Seine scharfsinnige Beobachtung wurde mit Schweigen quittiert.

Nein?

»Ist das nicht ganz offensichtlich?«

Immer noch keine Reaktion.

Na gut, dann musste er wohl ein bisschen deutlicher werden. »Was ist es, was wir nicht sehen sollen, Ms Wilkins? Was haben Sie hier versteckt?«

Bigtoria drehte sich zu Siobhan Wilkins um und starrte sie an.

Er neigte sich zur Seite und spähte zwischen Ms Wilkins’ Beinen hindurch. »Was ist in dem Karton?«

Es war ein Pappkarton, ungefähr so groß wie ein Mikrowellenherd, auf dem mit schwarzem Filzstift »GEBRAUCHTE ÖLLAPPEN « stand.
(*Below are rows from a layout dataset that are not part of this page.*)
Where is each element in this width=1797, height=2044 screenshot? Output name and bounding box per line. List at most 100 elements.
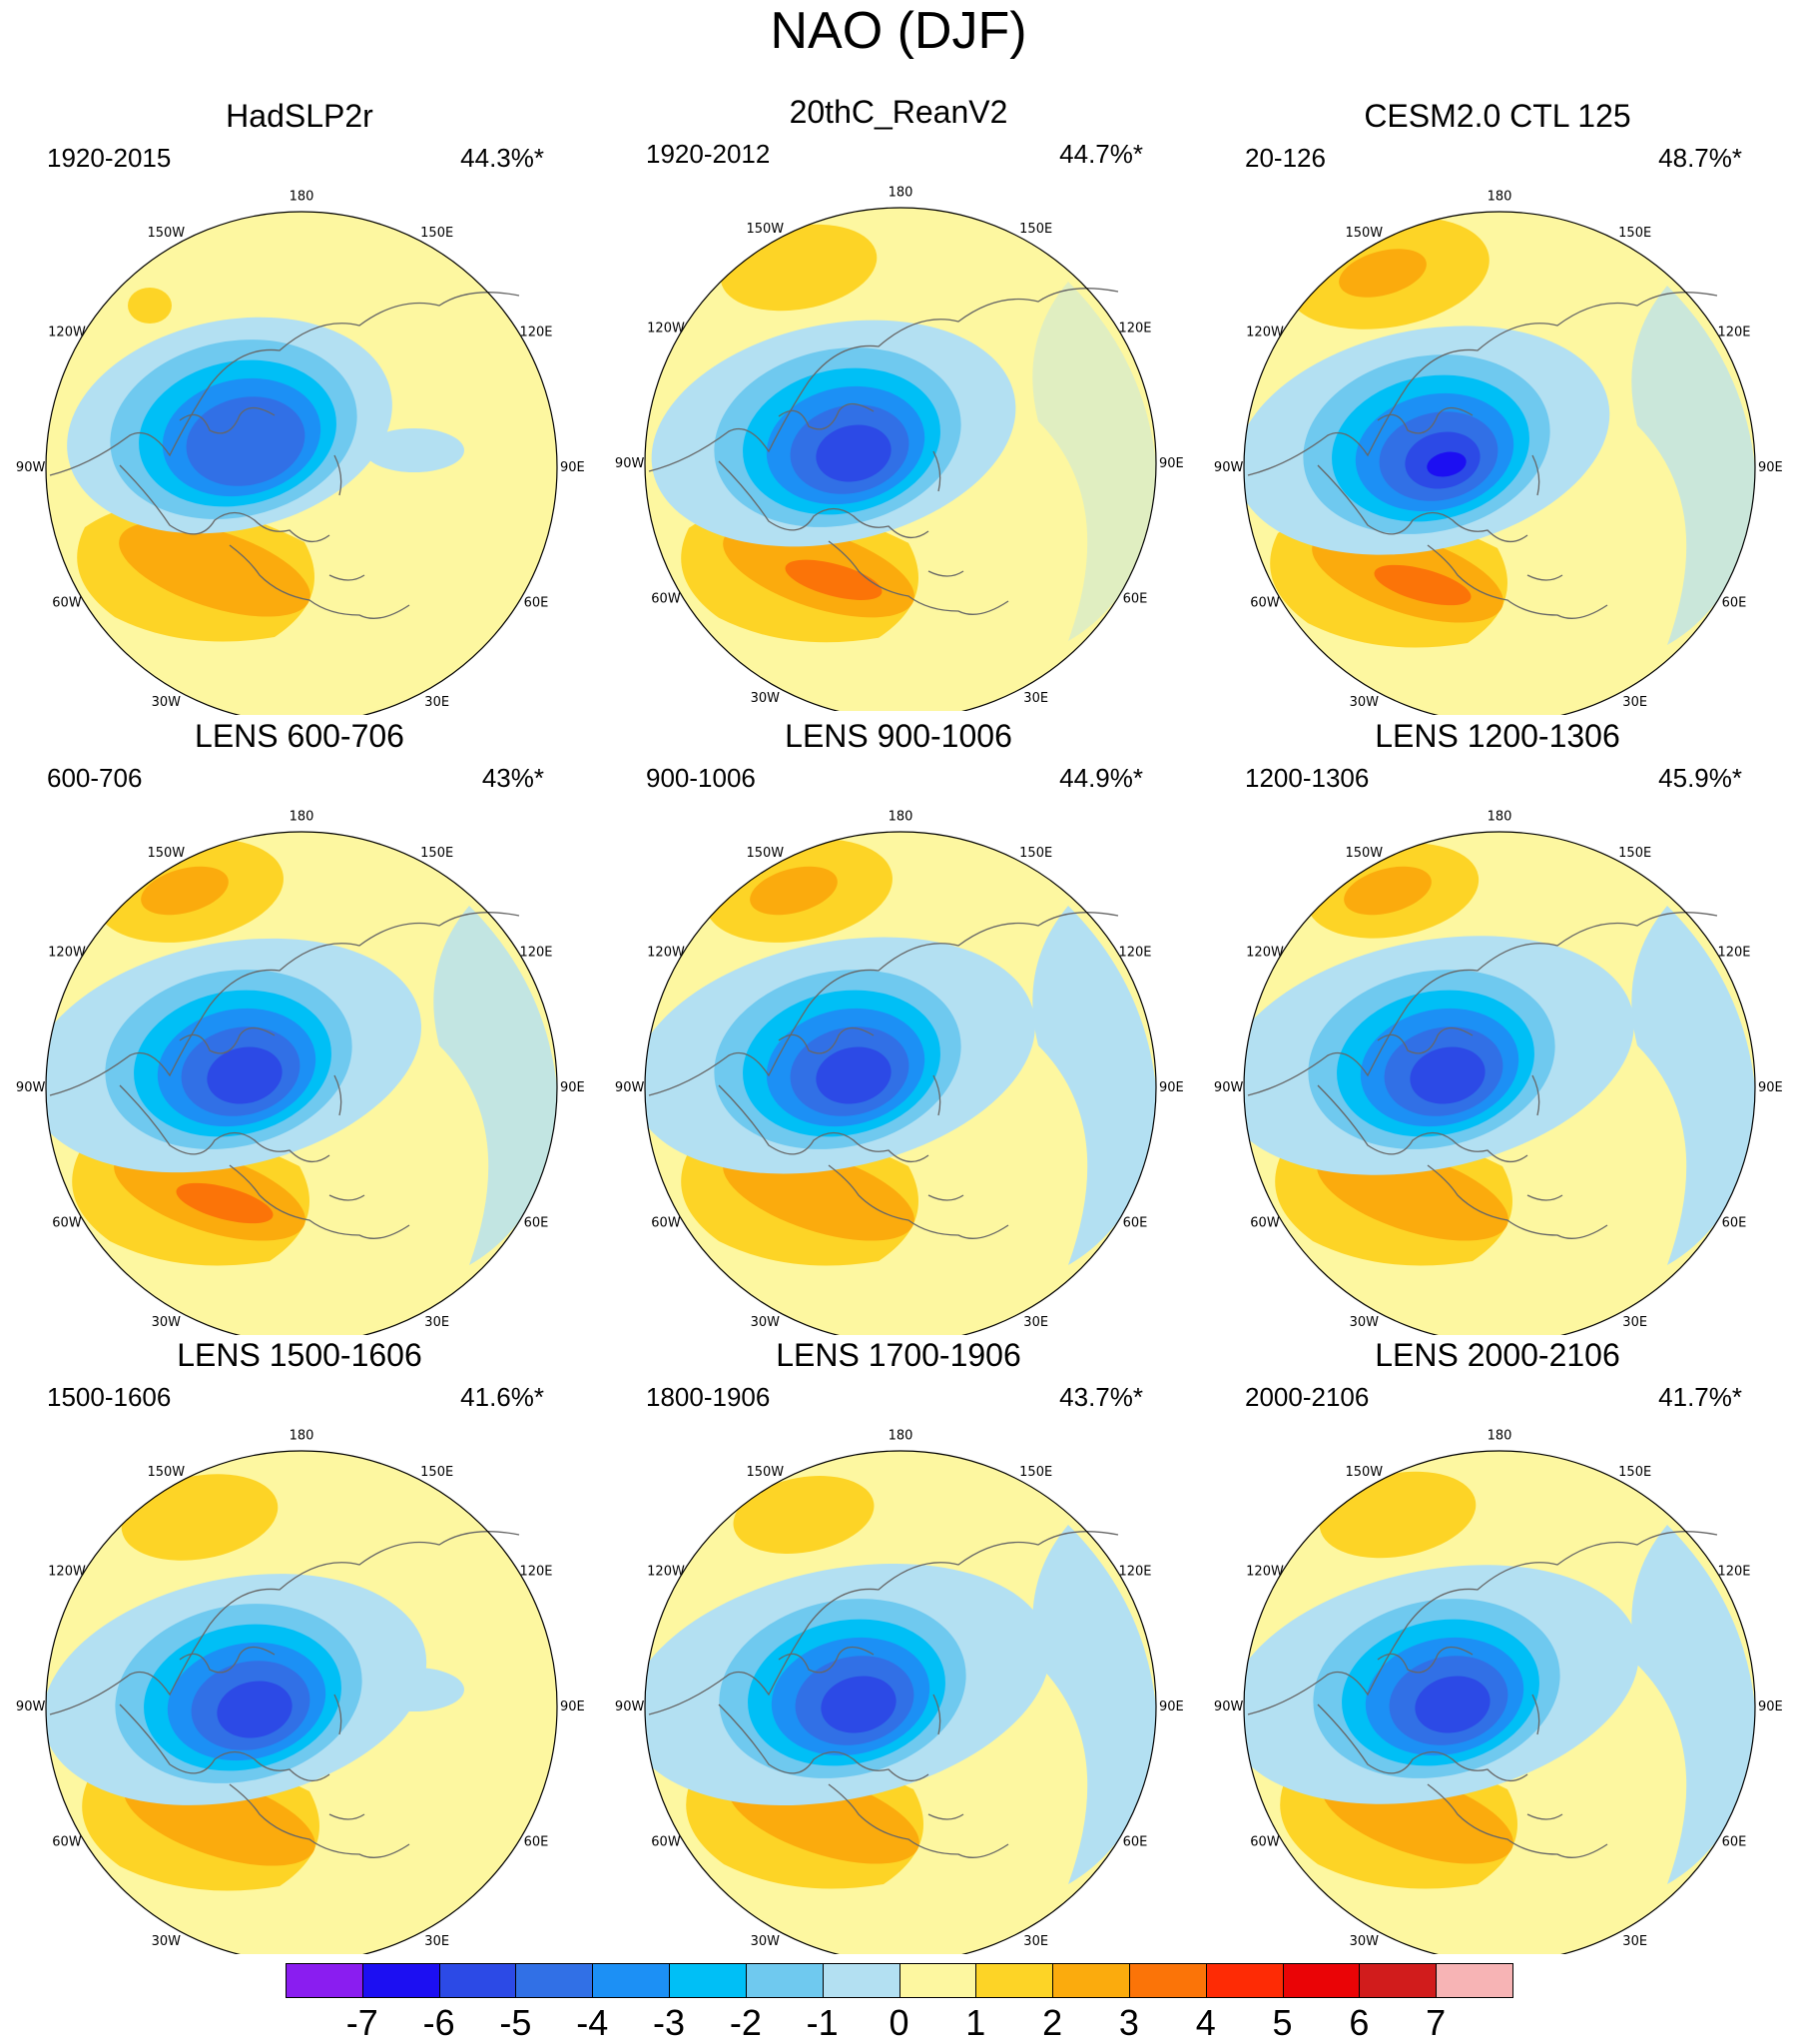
panel-period: 1200-1306 xyxy=(1245,763,1370,793)
colorbar-swatch xyxy=(515,1963,594,1998)
coastline-greenland xyxy=(778,402,875,430)
longitude-label: 90W xyxy=(16,1080,46,1095)
panel-period: 900-1006 xyxy=(646,763,756,793)
longitude-label: 150W xyxy=(147,1465,185,1480)
longitude-label: 30E xyxy=(1023,691,1048,706)
longitude-label: 60W xyxy=(651,592,681,607)
panel-period: 20-126 xyxy=(1245,143,1326,173)
figure-title: NAO (DJF) xyxy=(770,2,1027,60)
longitude-label: 60W xyxy=(651,1835,681,1850)
map-boundary xyxy=(1243,1450,1756,1954)
longitude-label: 30W xyxy=(152,1934,182,1949)
polar-map: 180150E120E90E60E30E030W60W90W120W150W xyxy=(16,810,585,1335)
longitude-label: 30E xyxy=(424,1934,449,1949)
colorbar-label: -5 xyxy=(499,2002,532,2043)
coastline-north xyxy=(648,912,1119,1096)
polar-map: 180150E120E90E60E30E030W60W90W120W150W xyxy=(1214,1429,1783,1954)
longitude-label: 150E xyxy=(1019,1465,1052,1480)
coastline-greenland xyxy=(179,1026,276,1054)
negative-region-east xyxy=(1032,282,1156,641)
polar-map: 180150E120E90E60E30E030W60W90W120W150W xyxy=(615,186,1184,711)
colorbar-swatch xyxy=(1436,1963,1513,1998)
polar-map: 180150E120E90E60E30E030W60W90W120W150W xyxy=(615,810,1184,1335)
contour-field xyxy=(645,208,1156,711)
coastline-detail xyxy=(927,1074,964,1201)
coastline-europe xyxy=(828,540,1009,615)
coastline-atlantic xyxy=(119,1084,330,1162)
contour-field xyxy=(46,212,557,715)
longitude-label: 90E xyxy=(560,1700,585,1714)
panel-title: CESM2.0 CTL 125 xyxy=(1364,98,1631,134)
pacific-positive-core xyxy=(1339,249,1427,298)
longitude-label: 30E xyxy=(1023,1315,1048,1330)
negative-region-east xyxy=(1032,906,1156,1265)
pacific-positive-lobe xyxy=(733,1476,875,1554)
longitude-label: 60E xyxy=(1123,1835,1148,1850)
longitude-label: 180 xyxy=(290,190,314,205)
longitude-label: 90W xyxy=(615,1080,645,1095)
panel-variance: 43.7%* xyxy=(1059,1382,1143,1412)
longitude-label: 60W xyxy=(52,1835,82,1850)
panel-period: 1500-1606 xyxy=(47,1382,172,1412)
coastline-greenland xyxy=(778,1026,875,1054)
coastline-europe xyxy=(1427,1164,1608,1239)
longitude-label: 150E xyxy=(1019,846,1052,861)
colorbar-label: -2 xyxy=(729,2002,762,2043)
pacific-positive-lobe xyxy=(128,288,172,324)
longitude-label: 60E xyxy=(524,1216,549,1231)
longitude-label: 120E xyxy=(1118,321,1151,336)
arctic-negative-level-6 xyxy=(217,1681,293,1738)
longitude-label: 120E xyxy=(1717,325,1750,340)
longitude-label: 120E xyxy=(1717,945,1750,960)
longitude-label: 120W xyxy=(1246,945,1284,960)
coastline-atlantic xyxy=(119,1703,330,1781)
coastline-north xyxy=(49,912,520,1096)
longitude-label: 120E xyxy=(519,325,552,340)
map-boundary xyxy=(644,207,1157,711)
colorbar-swatch xyxy=(286,1963,363,1998)
arctic-negative-level-6 xyxy=(821,1676,897,1733)
colorbar-label: -4 xyxy=(576,2002,609,2043)
panel-title: LENS 900-1006 xyxy=(785,718,1012,754)
negative-region-east xyxy=(1631,286,1755,645)
panel-title: LENS 1700-1906 xyxy=(776,1337,1021,1373)
longitude-label: 90W xyxy=(1214,1080,1244,1095)
panel-variance: 43%* xyxy=(481,763,544,793)
longitude-label: 150W xyxy=(1345,846,1383,861)
coastline-north xyxy=(49,1531,520,1715)
coastline-detail xyxy=(328,1694,365,1820)
contour-field xyxy=(645,832,1156,1335)
colorbar-label: -1 xyxy=(806,2002,839,2043)
longitude-label: 60W xyxy=(1250,596,1280,611)
coastline-detail xyxy=(927,1694,964,1820)
contour-field xyxy=(1244,832,1755,1335)
colorbar-swatch xyxy=(1128,1963,1207,1998)
longitude-label: 150E xyxy=(420,226,453,241)
longitude-label: 180 xyxy=(1488,810,1512,825)
polar-map: 180150E120E90E60E30E030W60W90W120W150W xyxy=(1214,190,1783,715)
longitude-label: 120W xyxy=(647,1564,685,1579)
pacific-positive-lobe xyxy=(121,1474,279,1561)
contour-field xyxy=(1244,1451,1755,1954)
coastline-greenland xyxy=(179,406,276,434)
longitude-label: 150E xyxy=(1618,846,1651,861)
longitude-label: 150E xyxy=(1618,1465,1651,1480)
longitude-label: 180 xyxy=(1488,190,1512,205)
longitude-label: 90W xyxy=(1214,460,1244,475)
colorbar-label: 3 xyxy=(1118,2002,1139,2043)
longitude-label: 180 xyxy=(290,1429,314,1444)
longitude-label: 90E xyxy=(1159,1700,1184,1714)
longitude-label: 90W xyxy=(16,1700,46,1714)
longitude-label: 180 xyxy=(290,810,314,825)
panel-variance: 45.9%* xyxy=(1658,763,1742,793)
colorbar-swatch xyxy=(361,1963,440,1998)
coastline-north xyxy=(648,1531,1119,1715)
map-boundary xyxy=(1243,211,1756,715)
colorbar-swatch xyxy=(1205,1963,1284,1998)
longitude-label: 90W xyxy=(1214,1700,1244,1714)
panel-variance: 41.6%* xyxy=(460,1382,544,1412)
coastline-atlantic xyxy=(1317,1703,1528,1781)
polar-map: 180150E120E90E60E30E030W60W90W120W150W xyxy=(615,1429,1184,1954)
longitude-label: 120W xyxy=(1246,325,1284,340)
panel-period: 600-706 xyxy=(47,763,143,793)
Er war in einem Regal unter der Werkbank ganz nach hinten geschoben. Gut versteckt.

Ms Wilkins leckte sich die Lippen. »Nichts.«

Bigtoria sah Edward an und zog eine Braue hoch. »Vielleicht sind Sie ja doch nicht ganz so unfähig.«

»Treten Sie zur Seite, Ms Wilkins.«

Wilkins vergrub ihr Gesicht in den Händen, dann ließ sie den Kopf sinken und zog die Schultern ein. Ihre Stimme war kaum vernehmbar. »Es tut mir leid.«

Jawohl, Leute – Detective Constable Edward Reekie schlägt wieder zu.

Er trat auf sie zu, um den Karton an sich zu nehmen und …

Ms Wilkins beschleunigte von null auf Vollsprint in gerade mal zwei Schritten. Räumte Edward mit einem Bodycheck aus dem Weg und holte ihn von den Beinen, sodass er krachend auf dem Hintern landete. Feuerwerke explodierten in beiden Pobacken, als sie auf dem Beton auftrafen.

Bigtoria ging in die Knie und beugte den Oberkörper vor, die Arme ausgestreckt wie eine Torhüterin beim Elfmeter, doch Ms Wilkins schlug einen Haken nach links, griff in einen Stapel von langen Holzleisten und riss ihn um.

Die Latten prasselten auf Bigtoria herab, sie hielt sich die Arme über den Kopf, während sie polternd auf den Betonboden fielen. Und schon war Ms Wilkins an ihr vorbei und sprintete in einem Affenzahn davon.

Im nächsten Moment schoss sie zur Werkstatttür hinaus, die hinter ihr zuknallte.

Bigtoria stieß die letzten Leisten weg und rannte ihr nach. Riss die Tür auf, dass sie krachend gegen die Wand prallte. Und verschwand im Schneegestöber.

Herrgott noch mal.

Edward rappelte sich auf und hielt sich mit einer Hand den schmerzenden Hintern. Blickte nach links, nach rechts.

Sinnlos, einfach hinter Bigtoria herzurennen, sie war sowieso schneller als er mit ihren langen, muskulösen Beinen. Aber es gab doch bestimmt einen besseren Weg, diese beiden einzuholen …

Aha!

Er machte kehrt und lief in die andere Richtung los, auf die Vordertür zu.